#soberoctober day 11: CLI timezone conversion

Oct 11, 2017 22:12 · 547 words · 3 minutes read

Movio has offices in US, UK, DE, NZ and has clients globally. I frequently find myself asking “Is it office hours in the US? Is it the middle of the night in Asia?” We keep records with UTC timestamps (as all programmers should!) but it’s still difficult to conceptualize and mentally convert timezones.

In the past, I’ve used several helpful tools:

  • The excellent timeanddate.com converter gives you multiple zones and the ability to type or drag to set any zone to any time.
  • I’ve used my Android 6.x phone as a reference, because its stock clock app supports multiple timezones.
  • OSX does not support multiple clocks, wtf? I have recently installed the third party “Hour - World Clock” from App Store, which gives me a multi-clock dropdown from my OSX taskbar.

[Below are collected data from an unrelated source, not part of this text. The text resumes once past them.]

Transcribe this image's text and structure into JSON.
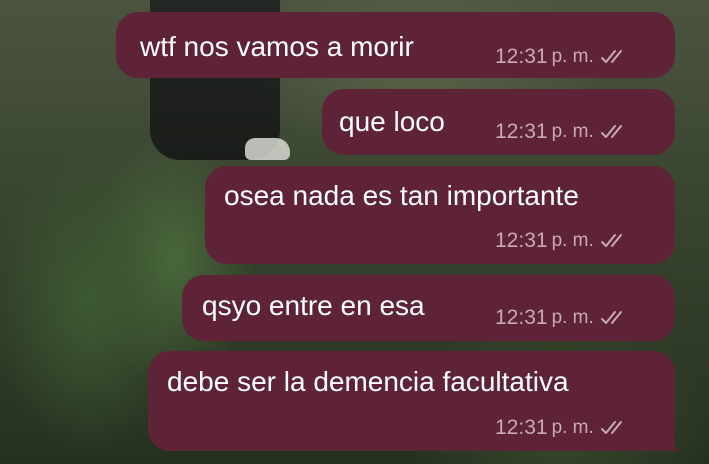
{
  "chat": {
    "accent_color": "#5e2336",
    "messages": [
      {
        "text": "wtf nos vamos a morir",
        "time": "12:31",
        "ampm": "p. m.",
        "status_icon": "double-check-icon"
      },
      {
        "text": "que loco",
        "time": "12:31",
        "ampm": "p. m.",
        "status_icon": "double-check-icon"
      },
      {
        "text": "osea nada es tan importante",
        "time": "12:31",
        "ampm": "p. m.",
        "status_icon": "double-check-icon"
      },
      {
        "text": "qsyo entre en esa",
        "time": "12:31",
        "ampm": "p. m.",
        "status_icon": "double-check-icon"
      },
      {
        "text": "debe ser la demencia facultativa",
        "time": "12:31",
        "ampm": "p. m.",
        "status_icon": "double-check-icon"
      }
    ]
  }
}
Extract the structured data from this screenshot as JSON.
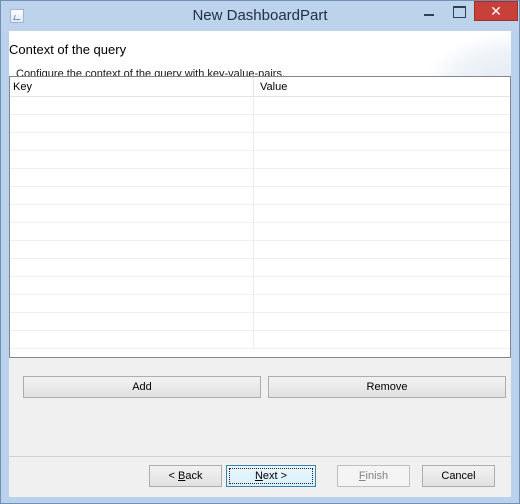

I like the portability and scriptability of CLI solutions so I have started work on a tool to answer my timezone questions.

Introducing timez:

~ Ω go get -u github.com/therealplato/timez
~ Ω timez
Pacific/Auckland: 2017-10-11 22:35:39
UTC: 2017-10-11 09:35:39

~ Ω timez US/Eastern Asia/Shanghai
US/Eastern: 2017-10-11 05:36:59
Asia/Shanghai: 2017-10-11 17:36:59

~ Ω timez ET central mt US/Pacific
US/Eastern: 2017-10-11 05:38:11
US/Central: 2017-10-11 04:38:11
US/Mountain: 2017-10-11 03:38:11
US/Pacific: 2017-10-11 02:38:11

That’s all I’ve had time for this evening - setting Pacific/Auckland as a default, parsing timezone strings you pass, and setting some aliases. My next steps are documented in the repo’s readme.

Quick Pattern - Dependency Injection

If timez does not see a timestamp in its CLI args, it assumes you’re asking about the current time. My first testcase is for such a scenario:

type testcase struct {
	name     string
	input    string
	expected string
testcase{"empty input", "",
`Pacific/Auckland: 2017-10-10 23:01:30
UTC: 2017-10-10 10:01:30

There’s a problem - I can’t control the time or timezone when you run the tests. time.Now() is going to return something that does not match my testcase.expected. The solution is probably the most valuable programming skill I know: “dependency injection.”

DI means that I pass code responsible for child behaviors into the function responsible for parent behaviors, instead of the parent implementing all behaviors. My parent behavior is “if there are no arguments, return the local timezone and current time.” My child behaviors are “determine the local timezone” and “determine the current time”.

You can also inject state variables, but I’m not using any here.

func timez(c clocker, z zoner, args []string) string {
  t0 = c.Now()
  z0 = z.Zone()
  return z0+t0   // simplified

If my main function is executing, I inject the “real” dependencies into timez :

func main() {
  c := &clock{}
  z := &zone{}
  timez(c, z, args)

But when I’m testing timez, I pass it a mock clock and timezone, whose values I can control:

z0, err := time.LoadLocation("Pacific/Auckland")
z := &mockZone{}

t0, err := time.Parse("2006-01-02 15:04:05-0700", "2017-10-10 23:01:30+1300")
c := &mockClock{}

out := timez(c, z, args)

Passing these different types to the same functions works thanks to Go’s interfaces. In the timez function signature you saw it accepts clocker:

type clocker interface {
	Now() time.Time

Both my clock and mockClock types have a method Now() returning a time.Time. Thus they both “fulfil the clocker interface” and are acceptable inputs to the timez function. You can see both clock and mockClock implementations in clock.go.